You've refuted a stupid claim that no one is making with a semantic argument.

From the beginning of qualia being brought into the thread:

I'd say qualia is the experience of the perception. The perception can - and indeed has - been measured, but there is no method, even theoretically speaking, to measure qualia. Hence, some say it doesn't even exist, which I find literally incredible.

There was a recent experiment where impulses in the brain were re-engineered into images, based on pattern recognition data built up over earlier experiments, so a person could look at an object and from the electrical activity of their brain alone, an image of that object could be displayed on a monitor. This is dealing with perception. The qualia is the feeling of how that object is experienced in consciousness.
 
No.

This is what I was referring to earlier about something I learned about only comparatively recently, I do not have what is called "a minds eye".

For all my life I thought people were just being poetic about "seeing" things when they close their eyes, when they said "I can imagine a red apple". I did not realise that you all actually meant you see something like you see something in the real world. I cannot "visualise" anything in my minds eye, when I think about someone I can not call up their face in my mind, I cannot "experience red" unless I am looking at something that is red.
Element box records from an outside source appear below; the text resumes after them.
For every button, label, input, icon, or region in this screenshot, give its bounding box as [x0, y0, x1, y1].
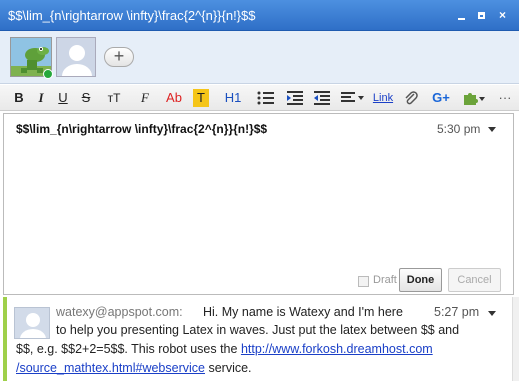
chevron-down-icon[interactable]: [488, 311, 496, 316]
minimize-icon[interactable]: [455, 9, 468, 22]
extensions-icon[interactable]: [462, 89, 486, 107]
outdent-icon[interactable]: [314, 89, 330, 107]
add-participant-button[interactable]: +: [104, 47, 134, 67]
text-color-button[interactable]: Ab: [164, 89, 184, 107]
compose-area[interactable]: $$\lim_{n\rightarrow \infty}\frac{2^{n}}…: [3, 113, 514, 295]
cancel-button[interactable]: Cancel: [448, 268, 501, 292]
align-icon[interactable]: [341, 89, 365, 107]
insert-link-button[interactable]: Link: [371, 89, 395, 107]
maximize-icon[interactable]: [475, 9, 488, 22]
underline-button[interactable]: U: [56, 89, 70, 107]
highlight-button[interactable]: T: [193, 89, 209, 107]
draft-checkbox[interactable]: [358, 276, 369, 287]
heading-button[interactable]: H1: [222, 89, 244, 107]
more-options-button[interactable]: ···: [496, 89, 514, 107]
reply-text: $$, e.g. $$2+2=5$$. This robot uses the: [16, 342, 241, 356]
reply-text-line-3: $$, e.g. $$2+2=5$$. This robot uses the …: [16, 342, 433, 356]
webservice-link-continued[interactable]: /source_mathtex.html#webservice: [16, 361, 205, 375]
attachment-icon[interactable]: [404, 89, 418, 107]
reply-text-line-4: /source_mathtex.html#webservice service.: [16, 361, 252, 375]
scrollbar[interactable]: [512, 297, 519, 381]
participant-avatar[interactable]: [56, 37, 96, 77]
indent-icon[interactable]: [287, 89, 303, 107]
google-plus-button[interactable]: G+: [429, 89, 453, 107]
chevron-down-icon[interactable]: [488, 127, 496, 132]
draft-label: Draft: [373, 274, 397, 286]
reply-thread: watexy@appspot.com: Hi. My name is Watex…: [0, 297, 519, 381]
bold-button[interactable]: B: [12, 89, 26, 107]
reply-author[interactable]: watexy@appspot.com:: [56, 305, 183, 319]
window-title: $$\lim_{n\rightarrow \infty}\frac{2^{n}}…: [8, 8, 256, 23]
italic-button[interactable]: I: [34, 89, 48, 107]
font-size-button[interactable]: тT: [102, 89, 126, 107]
reply-text-line-1: Hi. My name is Watexy and I'm here: [203, 305, 403, 319]
reply-time: 5:27 pm: [434, 305, 480, 319]
webservice-link[interactable]: http://www.forkosh.dreamhost.com: [241, 342, 433, 356]
title-bar: $$\lim_{n\rightarrow \infty}\frac{2^{n}}…: [0, 0, 519, 31]
thread-indicator: [3, 297, 7, 381]
bullet-list-icon[interactable]: [257, 89, 275, 107]
strikethrough-button[interactable]: S: [79, 89, 93, 107]
close-icon[interactable]: ×: [496, 9, 509, 22]
font-family-button[interactable]: F: [136, 89, 154, 107]
reply-text-end: service.: [204, 361, 252, 375]
online-status-icon: [43, 69, 53, 79]
formatting-toolbar: B I U S тT F Ab T H1 Link G+ ···: [0, 85, 519, 111]
participants-bar: +: [0, 31, 519, 84]
done-button[interactable]: Done: [399, 268, 442, 292]
message-text[interactable]: $$\lim_{n\rightarrow \infty}\frac{2^{n}}…: [16, 122, 267, 136]
reply-avatar[interactable]: [14, 307, 50, 339]
reply-text-line-2: to help you presenting Latex in waves. J…: [56, 323, 460, 337]
message-time: 5:30 pm: [437, 122, 481, 136]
https://en.wikipedia.org/wiki/Aphantasia

This means I have no separate "experience of redness" away from my direct perception of things that are red. Therefore I do not have "qualia" so even if they exist they are not a necessary component of consciousness.

Really? That's quite amazing if so, sans sarcasm. I have no idea what that would be like. If I relax, especially before sleep, I can visualise objects very clearly, and I can also lucid dream at will - the images in lucid dreams far exceed the clarity of everyday life and you're fully conscious all the time. I must say, if I lost this ability I might jump in the river.
 
Yes, precisely, you are constantly zoned out, every waking moment of your life. You are always "blind" to a lot of the input all your scenes are receiving. You cannot pay attention to everything at once, but pick the important things to pay attention to.
Blindsight is the same, you literally lose the ability to focus your attention on your sight. "You can be as consciously focused as you like but you won't see anything".
Brain scans show that the visual cortex of a blindsighted person is receiving the input and processing it, even they are not aware of it and cannot focus their attention on it.

No - the scans show the "primary" visual systems are destroyed, they also show that other parts of the brain can and still do process visual stimulus. It appears that our consciousness requires the visual cortex intact for us to be able to invoke the internal narrator (consciousness) to say we can see something.



Saying that I don't know why this is meant to be significant in any way to the reason why we can't use science to describe and understand consciousness. It in fact suggests avenues of approach for how consciousness works. It makes it more likely that we will be able to accurately explain consciousness via "science".